Im vorliegenden Fall hat der Gerichtshof Artikel 6 Absatz 1 des Beschlusses Nr. 1/80 erläutert. Für die Anwendung dieser Bestimmung muss festgestellt werden, ob der türkische Arbeitnehmer dem regulären Arbeitsmarkt eines Mitgliedstaats angehört. Es ist zu prüfen, ob das Arbeitsverhältnis einen räumlichen Bezug zum Gebiet eines Mitgliedstaats oder eine hinreichend enge Verbindung mit diesem Gebiet aufwies. Berücksichtigt werden der Ort, an dem der türkische Arbeitnehmer eingestellt wurde, das Gebiet, von dem aus die Tätigkeit im Lohn- oder Gehaltsverhältnis ausgeübt wurde, und die im Bereich des Arbeitsrechts und der sozialen Sicherheit anwendbaren nationalen Rechtsvorschriften.
Eine gesicherte und nicht nur vorläufige Position des Betroffenen auf dem Arbeitsmarkt ist anhand der Rechtsvorschriften des Aufnahmestaats zu prüfen, die die Voraussetzungen regeln, unter denen der türkische Arbeitnehmer in das nationale Hoheitsgebiet gelangt und dort eine Beschäftigung ausübt.
Dieses Recht ist nicht vom Besitz irgendeines von den Behörden des Aufnahmelandes ausgestellten speziellen Verwaltungsdokuments abhängig, das die Ordnungsmäßigkeit der Beschäftigung nachweist. (Vollständiger Text)

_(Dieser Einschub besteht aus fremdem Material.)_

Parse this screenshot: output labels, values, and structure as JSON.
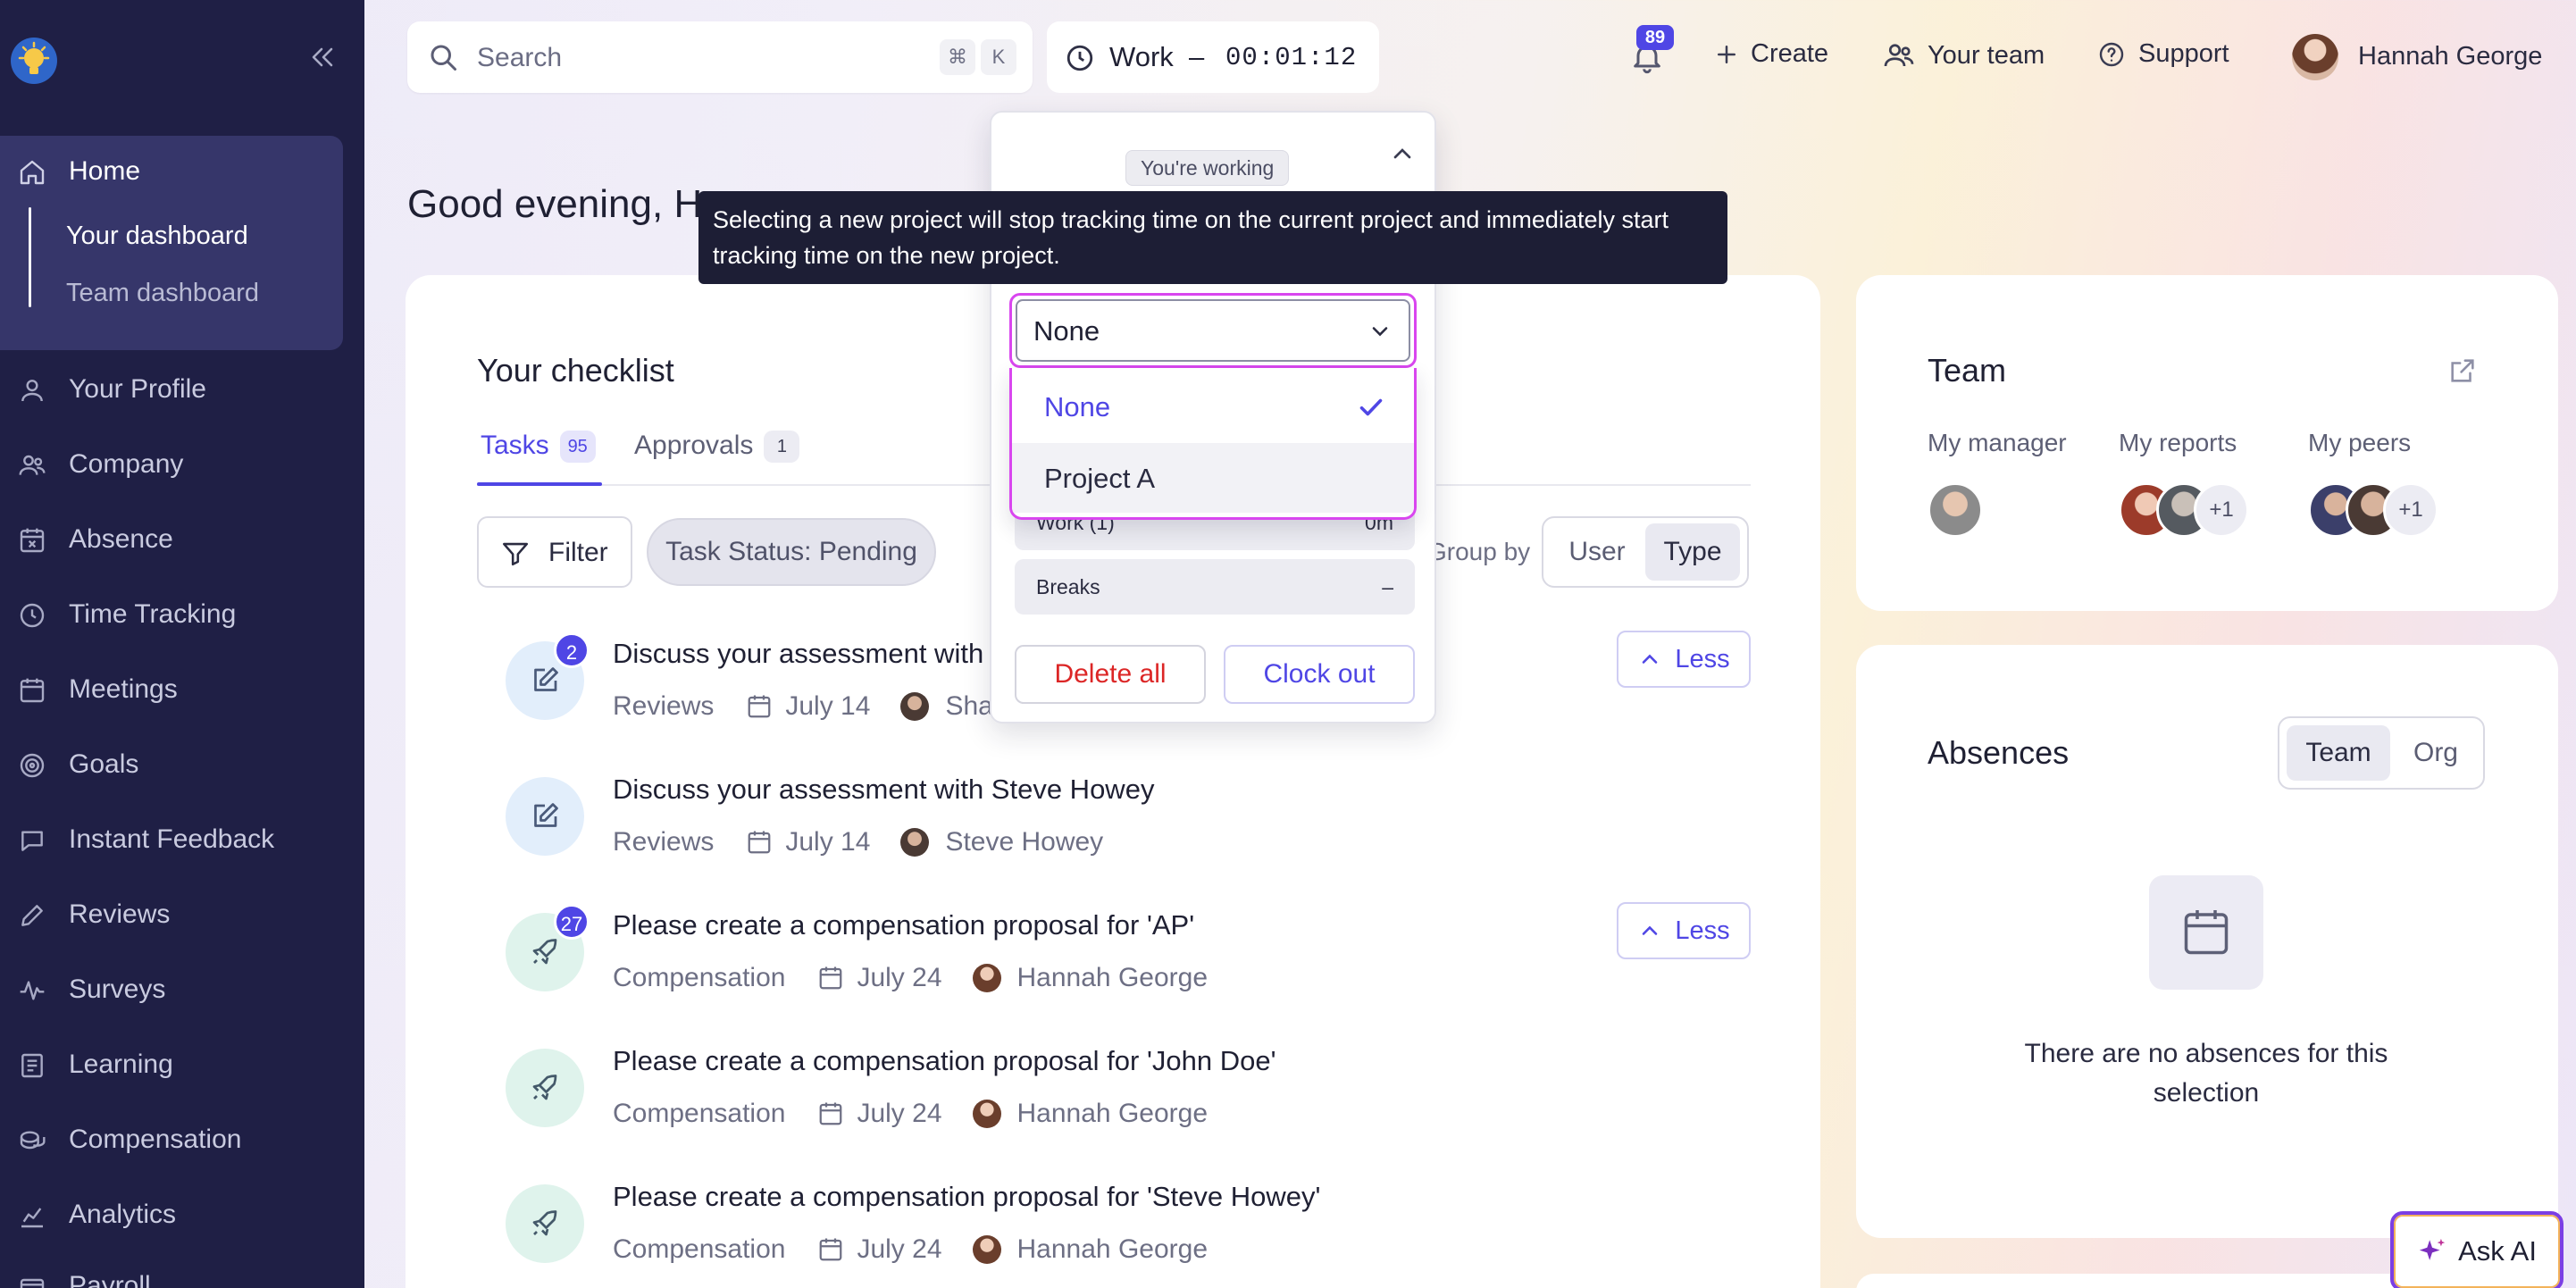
{
  "sidebar": {
    "collapse_label": "«",
    "items": [
      {
        "label": "Home",
        "icon": "home-icon"
      },
      {
        "label": "Your Profile",
        "icon": "user-icon"
      },
      {
        "label": "Company",
        "icon": "users-icon"
      },
      {
        "label": "Absence",
        "icon": "calendar-x-icon"
      },
      {
        "label": "Time Tracking",
        "icon": "clock-icon"
      },
      {
        "label": "Meetings",
        "icon": "calendar-icon"
      },
      {
        "label": "Goals",
        "icon": "target-icon"
      },
      {
        "label": "Instant Feedback",
        "icon": "chat-icon"
      },
      {
        "label": "Reviews",
        "icon": "pencil-icon"
      },
      {
        "label": "Surveys",
        "icon": "pulse-icon"
      },
      {
        "label": "Learning",
        "icon": "book-icon"
      },
      {
        "label": "Compensation",
        "icon": "coins-icon"
      },
      {
        "label": "Analytics",
        "icon": "chart-icon"
      },
      {
        "label": "Payroll",
        "icon": "wallet-icon"
      }
    ],
    "home_sub": [
      "Your dashboard",
      "Team dashboard"
    ]
  },
  "topbar": {
    "search_placeholder": "Search",
    "kbd1": "⌘",
    "kbd2": "K",
    "timer_label": "Work  –",
    "timer_value": "00:01:12",
    "notifications": "89",
    "create": "Create",
    "your_team": "Your team",
    "support": "Support",
    "user_name": "Hannah George"
  },
  "greeting": "Good evening, H",
  "checklist": {
    "title": "Your checklist",
    "tabs": [
      {
        "label": "Tasks",
        "count": "95"
      },
      {
        "label": "Approvals",
        "count": "1"
      }
    ],
    "filter": "Filter",
    "status_chip": "Task Status: Pending",
    "group_by": "Group by",
    "group_options": [
      "User",
      "Type"
    ],
    "less": "Less",
    "tasks": [
      {
        "title": "Discuss your assessment with Sh",
        "category": "Reviews",
        "date": "July 14",
        "person": "Shan",
        "badge": "2"
      },
      {
        "title": "Discuss your assessment with Steve Howey",
        "category": "Reviews",
        "date": "July 14",
        "person": "Steve Howey",
        "badge": ""
      },
      {
        "title": "Please create a compensation proposal for 'AP'",
        "category": "Compensation",
        "date": "July 24",
        "person": "Hannah George",
        "badge": "27"
      },
      {
        "title": "Please create a compensation proposal for 'John Doe'",
        "category": "Compensation",
        "date": "July 24",
        "person": "Hannah George",
        "badge": ""
      },
      {
        "title": "Please create a compensation proposal for 'Steve Howey'",
        "category": "Compensation",
        "date": "July 24",
        "person": "Hannah George",
        "badge": ""
      }
    ]
  },
  "team_card": {
    "title": "Team",
    "my_manager": "My manager",
    "my_reports": "My reports",
    "my_peers": "My peers",
    "reports_more": "+1",
    "peers_more": "+1"
  },
  "absences": {
    "title": "Absences",
    "options": [
      "Team",
      "Org"
    ],
    "empty": "There are no absences for this selection"
  },
  "popover": {
    "status": "You're working",
    "selected_project": "None",
    "options": [
      "None",
      "Project A"
    ],
    "work_label": "Work (1)",
    "work_value": "0m",
    "breaks_label": "Breaks",
    "breaks_value": "–",
    "delete_all": "Delete all",
    "clock_out": "Clock out"
  },
  "tooltip": "Selecting a new project will stop tracking time on the current project and immediately start tracking time on the new project.",
  "ask_ai": "Ask AI",
  "colors": {
    "accent": "#4f46e5",
    "sidebar": "#1f1f45",
    "danger": "#dc2626",
    "focus_ring": "#d946ef"
  }
}
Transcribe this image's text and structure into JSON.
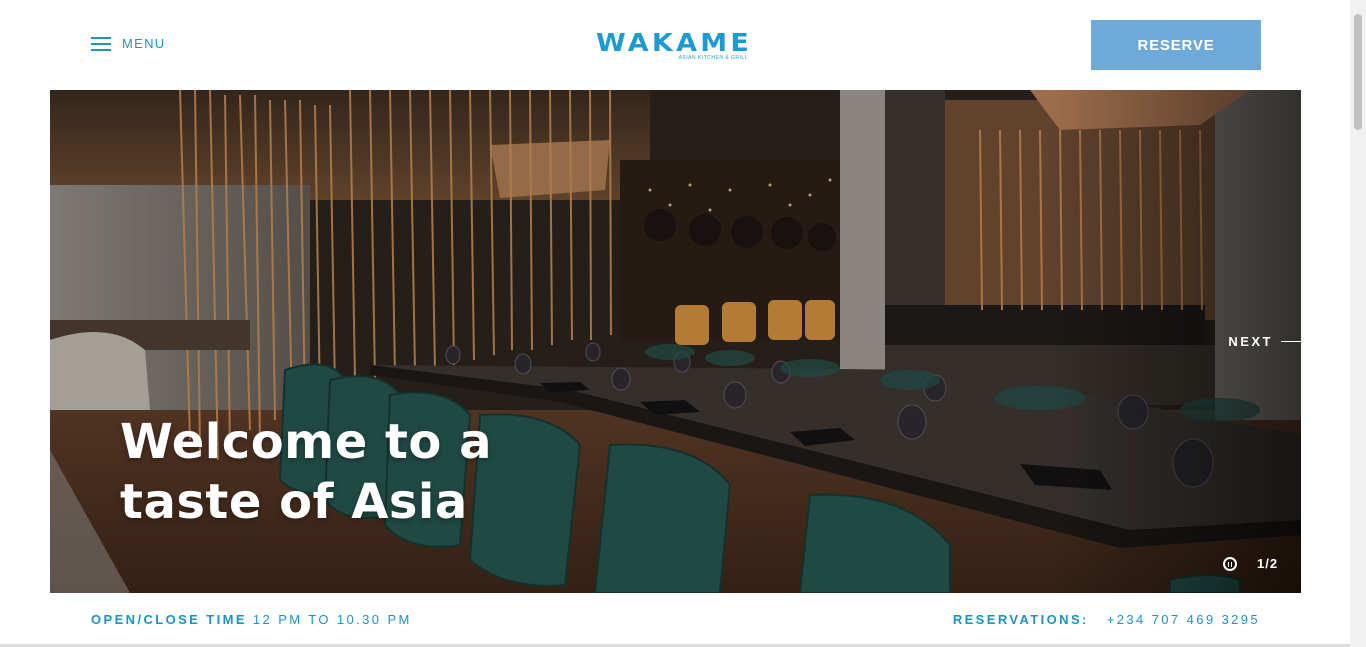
{
  "header": {
    "menu_label": "MENU",
    "logo_word": "WAKAME",
    "logo_subtitle": "ASIAN KITCHEN & GRILL",
    "reserve_label": "RESERVE"
  },
  "hero": {
    "title_line1": "Welcome to a",
    "title_line2": "taste of Asia",
    "next_label": "NEXT",
    "slide_counter": "1/2"
  },
  "info": {
    "hours_label": "OPEN/CLOSE TIME",
    "hours_value": "12 PM TO 10.30 PM",
    "reservations_label": "RESERVATIONS:",
    "reservations_phone": "+234 707 469 3295"
  },
  "colors": {
    "brand_blue": "#1d93c4",
    "reserve_button": "#6ea9d8"
  },
  "icons": [
    "hamburger-icon",
    "pause-icon"
  ]
}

Der Gerichtshof hat bestätigt, dass Artikel 7 Absatz 1 des Beschlusses Nr. 1/80 unmittelbare Wirkung erzeugt. Ferner hat der Gerichtshof erklärt, dass diese Bestimmung einem Mitgliedstaat nicht verbietet, den Anspruch der Familienangehörigen eines türkischen Arbeitnehmers auf Aufenthalt in diesem Mitgliedstaat davon abhängig zu machen, dass diese während des Zeitraums von drei Jahren mit dem Arbeitnehmer zusammenwohnen. Objektive Gründe können es rechtfertigen, dass der betreffende Familienangehörige von dem türkischen Arbeitnehmer getrennt lebt. Kurzzeitige Unterbrechungen der Lebensgemeinschaft, die ohne die Absicht erfolgen, den gemeinsamen Wohnsitz im Aufnahmemitgliedstaat in Frage zu stellen, werden als Zeiten behandelt, in denen der betroffene Familienangehörige tatsächlich mit dem türkischen Arbeitnehmer zusammengelebt hat. (Vollständiger Text)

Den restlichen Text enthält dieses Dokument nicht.